- French: Sucré seize
- Directed by: Alexa-Jeanne Dubé
- Written by: Suzie Bastien
- Produced by: Luce Pelletier
- Starring: Julie Boissonneault Pénélope Ducharme Laurence Trudelle Charlène Beaubien Roxane Lavoie Doriane Lens-Pitt Melania Balmaceda Venegas Marie Reid
- Cinematography: Emili Mercier
- Edited by: Emma Bertin
- Music by: Guillaume Bourque Éric Shaw
- Production company: Théâtre de l’Opsis
- Distributed by: H264 Distribution
- Release date: October 28, 2023 (Raindance);
- Running time: 65 minutes
- Country: Canada
- Language: French

= Sweet Sixteen (2023 film) =

2023 Canadian drama film

Sweet Sixteen (Sucré seize) is a Canadian coming-of-age drama film, directed by Alexa-Jeanne Dubé and released in 2023. Adapted from the theatrical play of the same name by Suzie Bastien, the film centres on eight teenage girls, who each perform monologues about their hopes, dreams and struggles navigating young womanhood in modern society.

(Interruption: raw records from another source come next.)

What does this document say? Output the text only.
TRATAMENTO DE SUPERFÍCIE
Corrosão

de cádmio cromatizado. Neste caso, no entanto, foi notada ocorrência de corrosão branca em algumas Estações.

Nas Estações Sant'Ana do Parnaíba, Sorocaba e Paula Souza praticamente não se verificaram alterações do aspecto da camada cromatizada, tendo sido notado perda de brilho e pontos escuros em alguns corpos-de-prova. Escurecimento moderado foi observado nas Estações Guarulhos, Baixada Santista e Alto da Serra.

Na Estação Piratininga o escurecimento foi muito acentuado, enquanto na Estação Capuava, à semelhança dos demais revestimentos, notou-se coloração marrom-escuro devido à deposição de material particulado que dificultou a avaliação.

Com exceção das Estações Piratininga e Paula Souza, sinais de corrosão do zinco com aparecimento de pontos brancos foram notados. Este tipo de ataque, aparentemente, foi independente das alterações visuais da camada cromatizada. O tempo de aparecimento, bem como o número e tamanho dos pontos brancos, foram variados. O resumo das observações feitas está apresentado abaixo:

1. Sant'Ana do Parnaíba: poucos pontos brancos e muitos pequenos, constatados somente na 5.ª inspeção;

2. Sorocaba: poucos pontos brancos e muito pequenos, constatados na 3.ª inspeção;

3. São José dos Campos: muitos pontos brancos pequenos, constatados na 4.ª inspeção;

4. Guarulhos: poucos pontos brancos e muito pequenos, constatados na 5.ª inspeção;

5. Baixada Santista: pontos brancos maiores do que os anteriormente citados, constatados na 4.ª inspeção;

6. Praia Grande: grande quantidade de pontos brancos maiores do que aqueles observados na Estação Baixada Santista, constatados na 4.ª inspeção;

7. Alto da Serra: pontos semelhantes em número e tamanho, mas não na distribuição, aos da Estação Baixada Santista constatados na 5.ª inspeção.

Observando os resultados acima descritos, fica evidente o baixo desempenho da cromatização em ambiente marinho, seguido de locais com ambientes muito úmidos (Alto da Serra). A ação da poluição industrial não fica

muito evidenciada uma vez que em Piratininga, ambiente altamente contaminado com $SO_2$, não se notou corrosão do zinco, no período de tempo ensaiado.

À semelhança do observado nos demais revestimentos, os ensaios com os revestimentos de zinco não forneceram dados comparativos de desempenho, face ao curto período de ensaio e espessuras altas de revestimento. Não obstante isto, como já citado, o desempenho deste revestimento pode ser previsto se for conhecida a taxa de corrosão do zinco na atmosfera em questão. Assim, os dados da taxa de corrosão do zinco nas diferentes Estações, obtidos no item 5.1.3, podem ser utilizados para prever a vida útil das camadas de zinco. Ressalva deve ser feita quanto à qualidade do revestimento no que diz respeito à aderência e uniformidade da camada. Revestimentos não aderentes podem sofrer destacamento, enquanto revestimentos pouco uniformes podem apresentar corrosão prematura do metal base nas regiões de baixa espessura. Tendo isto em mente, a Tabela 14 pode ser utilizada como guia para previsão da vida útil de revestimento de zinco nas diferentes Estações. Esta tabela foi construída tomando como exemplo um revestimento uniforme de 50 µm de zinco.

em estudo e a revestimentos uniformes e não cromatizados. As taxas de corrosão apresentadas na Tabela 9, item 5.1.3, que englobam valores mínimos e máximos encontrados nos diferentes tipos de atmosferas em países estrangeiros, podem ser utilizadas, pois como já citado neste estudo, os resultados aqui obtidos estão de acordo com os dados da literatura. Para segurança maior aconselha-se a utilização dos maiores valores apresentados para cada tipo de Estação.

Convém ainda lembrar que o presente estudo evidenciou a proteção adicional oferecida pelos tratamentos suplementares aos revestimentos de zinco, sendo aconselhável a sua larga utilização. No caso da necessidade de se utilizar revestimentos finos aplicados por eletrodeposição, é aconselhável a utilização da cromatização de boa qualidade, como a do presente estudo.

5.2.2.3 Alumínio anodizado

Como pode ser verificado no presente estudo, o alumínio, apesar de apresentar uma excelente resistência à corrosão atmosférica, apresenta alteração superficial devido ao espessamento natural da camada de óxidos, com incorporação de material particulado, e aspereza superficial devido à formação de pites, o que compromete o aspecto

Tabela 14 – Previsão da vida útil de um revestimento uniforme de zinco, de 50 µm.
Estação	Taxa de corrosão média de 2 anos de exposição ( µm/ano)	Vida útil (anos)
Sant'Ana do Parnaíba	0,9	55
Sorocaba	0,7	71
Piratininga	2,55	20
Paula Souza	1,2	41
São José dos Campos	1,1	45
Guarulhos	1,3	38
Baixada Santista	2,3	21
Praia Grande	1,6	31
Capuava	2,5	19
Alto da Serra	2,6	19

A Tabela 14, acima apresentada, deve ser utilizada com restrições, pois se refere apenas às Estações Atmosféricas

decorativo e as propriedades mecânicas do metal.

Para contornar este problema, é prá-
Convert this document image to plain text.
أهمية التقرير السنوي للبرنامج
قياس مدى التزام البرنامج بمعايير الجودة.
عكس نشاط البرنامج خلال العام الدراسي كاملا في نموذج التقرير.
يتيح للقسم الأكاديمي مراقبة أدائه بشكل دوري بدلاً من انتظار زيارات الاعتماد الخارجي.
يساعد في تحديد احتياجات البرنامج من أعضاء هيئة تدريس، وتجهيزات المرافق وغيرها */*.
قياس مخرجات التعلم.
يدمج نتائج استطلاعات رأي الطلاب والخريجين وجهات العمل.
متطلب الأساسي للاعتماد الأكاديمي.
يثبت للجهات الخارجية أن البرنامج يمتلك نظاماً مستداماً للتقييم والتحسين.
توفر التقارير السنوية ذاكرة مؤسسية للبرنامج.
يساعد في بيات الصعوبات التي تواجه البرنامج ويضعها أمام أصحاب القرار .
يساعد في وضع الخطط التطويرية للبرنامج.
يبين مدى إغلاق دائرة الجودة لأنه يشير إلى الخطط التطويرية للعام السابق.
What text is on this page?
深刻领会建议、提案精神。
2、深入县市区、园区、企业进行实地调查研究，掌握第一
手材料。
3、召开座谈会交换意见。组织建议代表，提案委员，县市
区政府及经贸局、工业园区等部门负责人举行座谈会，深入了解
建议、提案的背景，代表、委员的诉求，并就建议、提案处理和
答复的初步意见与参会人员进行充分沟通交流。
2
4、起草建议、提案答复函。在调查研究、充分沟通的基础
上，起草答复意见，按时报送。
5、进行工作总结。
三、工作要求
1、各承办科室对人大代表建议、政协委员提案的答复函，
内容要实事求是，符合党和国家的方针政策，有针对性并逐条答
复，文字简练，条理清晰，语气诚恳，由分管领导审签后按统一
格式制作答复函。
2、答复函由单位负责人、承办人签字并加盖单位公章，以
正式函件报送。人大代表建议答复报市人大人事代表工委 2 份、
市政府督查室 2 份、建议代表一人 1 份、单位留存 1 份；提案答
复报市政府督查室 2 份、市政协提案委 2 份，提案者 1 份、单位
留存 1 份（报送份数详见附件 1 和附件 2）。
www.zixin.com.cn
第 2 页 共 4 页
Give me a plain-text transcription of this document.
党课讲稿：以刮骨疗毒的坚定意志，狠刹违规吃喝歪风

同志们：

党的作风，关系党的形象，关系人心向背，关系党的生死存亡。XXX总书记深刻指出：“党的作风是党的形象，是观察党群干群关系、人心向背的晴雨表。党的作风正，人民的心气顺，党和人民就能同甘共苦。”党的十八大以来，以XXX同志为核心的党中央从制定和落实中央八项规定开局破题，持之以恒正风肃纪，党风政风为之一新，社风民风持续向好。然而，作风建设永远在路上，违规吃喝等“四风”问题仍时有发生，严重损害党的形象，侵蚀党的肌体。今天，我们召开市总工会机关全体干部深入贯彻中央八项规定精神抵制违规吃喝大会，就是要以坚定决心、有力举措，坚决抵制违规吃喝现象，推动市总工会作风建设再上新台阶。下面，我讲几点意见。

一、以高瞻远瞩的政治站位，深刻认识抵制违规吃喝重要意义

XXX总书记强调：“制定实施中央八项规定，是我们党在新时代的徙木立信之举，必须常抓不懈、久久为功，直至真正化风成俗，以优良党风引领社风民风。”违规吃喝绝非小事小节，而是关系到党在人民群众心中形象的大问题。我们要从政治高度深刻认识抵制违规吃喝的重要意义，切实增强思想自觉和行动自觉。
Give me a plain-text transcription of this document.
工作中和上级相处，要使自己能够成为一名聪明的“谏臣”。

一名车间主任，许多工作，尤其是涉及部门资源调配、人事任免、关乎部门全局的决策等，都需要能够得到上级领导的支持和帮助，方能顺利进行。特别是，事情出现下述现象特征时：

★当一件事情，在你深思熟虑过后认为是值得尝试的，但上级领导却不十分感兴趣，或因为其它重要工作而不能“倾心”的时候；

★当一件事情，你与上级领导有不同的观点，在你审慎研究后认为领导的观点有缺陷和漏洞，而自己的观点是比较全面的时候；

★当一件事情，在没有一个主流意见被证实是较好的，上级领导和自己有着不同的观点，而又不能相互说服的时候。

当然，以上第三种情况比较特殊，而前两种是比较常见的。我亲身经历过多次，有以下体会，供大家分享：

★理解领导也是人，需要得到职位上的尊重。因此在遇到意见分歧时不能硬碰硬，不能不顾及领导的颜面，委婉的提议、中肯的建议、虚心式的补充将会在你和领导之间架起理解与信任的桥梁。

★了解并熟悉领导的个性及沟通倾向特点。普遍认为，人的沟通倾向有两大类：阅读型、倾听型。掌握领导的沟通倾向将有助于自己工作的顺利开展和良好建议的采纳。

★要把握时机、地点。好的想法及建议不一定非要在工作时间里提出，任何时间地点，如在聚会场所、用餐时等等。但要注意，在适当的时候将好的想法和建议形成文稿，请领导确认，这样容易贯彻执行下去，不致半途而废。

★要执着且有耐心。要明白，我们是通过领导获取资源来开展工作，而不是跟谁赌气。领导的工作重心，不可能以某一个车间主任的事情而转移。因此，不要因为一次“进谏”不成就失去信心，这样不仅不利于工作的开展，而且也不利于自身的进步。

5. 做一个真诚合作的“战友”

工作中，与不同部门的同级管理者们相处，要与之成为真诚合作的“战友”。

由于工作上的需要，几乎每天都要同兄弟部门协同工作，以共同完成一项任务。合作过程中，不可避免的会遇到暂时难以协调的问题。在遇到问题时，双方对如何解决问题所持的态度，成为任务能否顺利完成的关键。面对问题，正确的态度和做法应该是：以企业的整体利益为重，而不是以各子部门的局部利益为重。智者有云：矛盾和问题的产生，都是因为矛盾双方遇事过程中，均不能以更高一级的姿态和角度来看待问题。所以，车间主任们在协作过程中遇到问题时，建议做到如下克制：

The girls are played by Julie Boissonneault, Pénélope Ducharme, Laurence Trudelle, Charlène Beaubien, Roxane Lavoie, Doriane Lens-Pitt, Melania Balmaceda Venegas and Marie Reid.

The film premiered at the 2023 Raindance Film Festival. It was subsequently screened at Cinemania, where it was the winner of the Jury Prize.

The film went into commercial release on March 8, 2024.